In one fell swoop, the UK government destroys its own ‘moral’ case for war in Syria

Theresa May in parliament
Tracy Keeling

The UK is now potentially on the precipice of further bombing in Syria, because the governing party apparently feels a moral obligation to take action after an alleged chemical attack there.

The government, however, just destroyed its own ‘moral’ case for war. Because it celebrated the 70th anniversary of the world’s milestone human rights declaration by visiting Israel – a country which is itself responsible for numerous despicable attacks on innocent people.

So much for the UK’s moral authority.

Let’s celebrate

The UN General Assembly adopted the Universal Declaration of Human Rights in 1948, following WWII. It’s essentially a promise from abiding nations to learn from history. It’s a vow to afford people the sort of rights that the Nazis denied to Jewish people and others.

Israel, however, doesn’t grant many of the declaration’s rights to Palestinians. During its 50-year-long occupation of Palestine, Israel has routinely denied people there the right to life, liberty, dignity and free movement. Its recent decision to use lethal force against unarmed protesters in Gaza, killing at least 30 people and wounding thousands of others, is just one example of this.

Nonetheless, foreign office minister Lord Ahmad of Wimbledon chose to spend the 70-year anniversary of the declaration in Israel discussing “cooperation” with the country. Ahmad, who describes himself as the government’s minister for human rights, says he also visited the Occupied Palestinian Territories (OPTs):

Ahmad says he expressed UK support for “freedom of expression” while visiting Palestinian officials.

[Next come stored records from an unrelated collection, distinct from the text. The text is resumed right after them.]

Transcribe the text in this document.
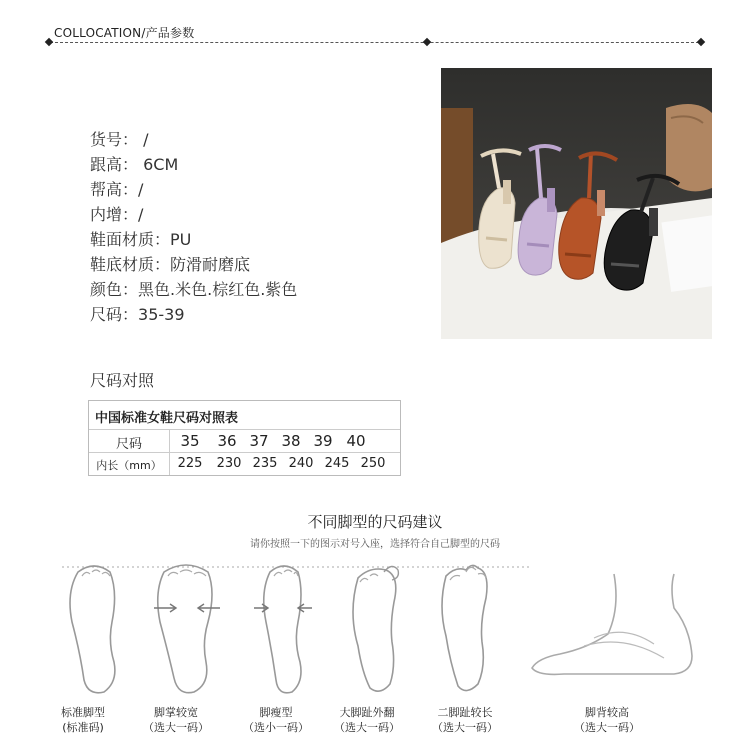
COLLOCATION/产品参数
货号： /
跟高： 6CM
帮高： /
内增： /
鞋面材质： PU
鞋底材质： 防滑耐磨底
颜色： 黑色.米色.棕红色.紫色
尺码： 35-39
尺码对照
中国标准女鞋尺码对照表
尺码	35	36 37 38 39 40
内长（mm）	225	230 235 240 245 250
不同脚型的尺码建议
请你按照一下的图示对号入座，选择符合自己脚型的尺码
标准脚型
(标准码)
脚掌较宽
（选大一码）
脚瘦型
（选小一码）
大脚趾外翻
（选大一码）
二脚趾较长
（选大一码）
脚背较高
（选大一码）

Perhaps he should raise that with the Israeli government too. Because it’s the one shooting Gazans in public when they turn out to protest.

Let’s bomb

But as Ahmad marked a human rights anniversary by discussing “cooperation” with a human rights violator, his fellow Conservative Johnny Mercer called for a “blitz” in Syria. The Plymouth MP wrote a column in The Sun about the awful images reportedly coming out of Douma, where the alleged chemical attack happened.

Mercer was unequivocal: innocent civilians have died, including children, so the UK must do something.

It didn’t take long, however, for people to point out how selective Mercer was in his outrage:

Mercer’s “posturing” is indeed “breathtaking”. Because his government has done sweet FA to punish Saudi Arabia for bombing the Yemenis to bits, nor has it attacked Burma for its genocide against the Rohingya people. And there’s no UK comeuppance coming to Israel over its brutal treatment of the Palestinians. The ‘human rights’ minister’s visit has certainly made that clear.

Blind justice?

Mercer isn’t the only politician or commentator baying for justice either. The UK now has plenty of war cries like his. But nobody has carried out an investigation into the attack in Syria yet. So until an investigation proves who’s guilty, justice cannot be truly served.

And justice is, of course, meant to be blind. We’re meant to apply it to all people, equally. So it’s really difficult to believe that Mercer and his government believe in it at all when they’re so blatantly selective about who deserves it.